Uma fé

04/02/2014 16:26
Aos nossos personagens podemos homenagear com a mensagem de Vitor Hugo: "Uma fé: eis o que é necessário para o ser humano. Ai de quem não crê em nada".  Estamos calcando nossas colunas, em pessoas não necessariamente cristãs pois Mahatma "a grande alma" pertenceria à crença dos hindus que eram rivais dos muçulmanos que pertenciam a casta de escolhidos que não podiam se misturar com os humildes ou com os "parias". O assassino, um jovem brâmane, de nome Vinayak Godse odiava as palavras e os exemplos de Gandhi por proporem a concórdia e o convívio harmonioso entre muçulmanos e os hindus. Hindu é o habitante da Índia - o indiano e não crença, Muçulmano é relativo aos sectários de Maomé- sectário do Islamismo.
Vamos aos textos resumidos de M. Rouxinol para ser mais autêntico.

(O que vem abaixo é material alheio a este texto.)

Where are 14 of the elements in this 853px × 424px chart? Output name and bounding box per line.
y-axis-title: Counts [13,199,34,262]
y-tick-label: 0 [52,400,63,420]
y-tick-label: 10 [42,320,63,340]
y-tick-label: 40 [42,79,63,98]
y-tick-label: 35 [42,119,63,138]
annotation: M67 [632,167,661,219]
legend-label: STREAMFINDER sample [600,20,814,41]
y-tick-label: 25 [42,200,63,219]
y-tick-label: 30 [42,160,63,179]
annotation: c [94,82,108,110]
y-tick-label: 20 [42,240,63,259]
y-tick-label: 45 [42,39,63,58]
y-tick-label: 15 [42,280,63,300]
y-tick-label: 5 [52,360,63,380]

"A Índia era paupérrima, dominada pelos ingleses. Casou aos 13 anos, com uma moça da mesma idade, Kasturbai. Era o costume da Índia, onde aos 30 anos a pessoa estava acabada, velha. Viveram juntos mais de 60 anos. Aos 18 anos decide ir conhecer a terra dos patrões, os ingleses. Vai para Londres frequentar a Faculdade de Direito. Aprendera a fazer amigos. Conheceu círculos de intelectuais, entrosou-se com personalidades numa cidade cosmopolita, como Londres. Descobriu particularmente a importância dos conhecimentos religiosos em sua vida. Em junho de 1891, doutor em direito, regressa a seu país, conhecedor do mundo ocidental, mas indiano puro. Luta sempre, violência nunca. Em 1893 vai exercer sua profissão de advogado na África do Sul. Ali ficou por 21 anos, ao lado de outros 150.000 indianos que trabalhavam segregados (viviam separados por causa da origem), na África do Sul.
Ali, ao lado dos compatriotas sofredores, nasceu sua vocação: Dedicar sua vida à defesa da justiça. Responderia ao mal, sempre, com uma firme atitude de defesa da verdade.
Este revolucionário método de combate, a satyagraha (no Brasil houve uma investigação da Policia Federal com esta designação), vai acompanha-lo até a morte. É a resistência, a insistência e a perseverança alegre pela verdade, custe o que custar. Sem força física, sem violência.
Em 1915 regressa à Índia, carregando uma longa experiência. Entrega-se ao estudo e à meditação dos problemas de seu país: A Índia é colônia inglesa- e extremamente pobre- é dividida em castas. É preciso dar aos indianos consciência de seus direitos civis, culturais, morais. É preciso incutir-lhes princípios sobre os direitos da pessoa, os deveres do trabalho.
É preciso destruir as barreiras das castas, dizer aos "párias", os intocáveis, que eles não são uma casta baixa. São gente, são iguais a todo o mundo. Sua miséria deve ser combatida. Eles são os "filhos de Deus".
Fiel ao princípio sagrado do amor, da não-violência, entrou na luta com suas palavras, seus escritos, suas viagens, seus jejuns. Quando não encontrava forma de convencer os ingleses dos direitos da Índia à independência, jejuava.
Quando hindus e muçulmanos se combatiam e não escutavam seus pedidos de harmonia, jejuava. 
Em 1920 é eleito para presidente do Congresso Nacional Indiano: Prega o boicote à importação de tecidos da Inglaterra. É preso. Apenas solto, reinicia seus comícios por toda a Índia, viajando de trem, em terceira classe. Chega a falar em 30 comunidades por semana. Em 1930 organiza a "Marcha do sal".
São 380 km percorridos em protesto contra o monopólio do sal por parte do Estado. É preso. Faz jejum.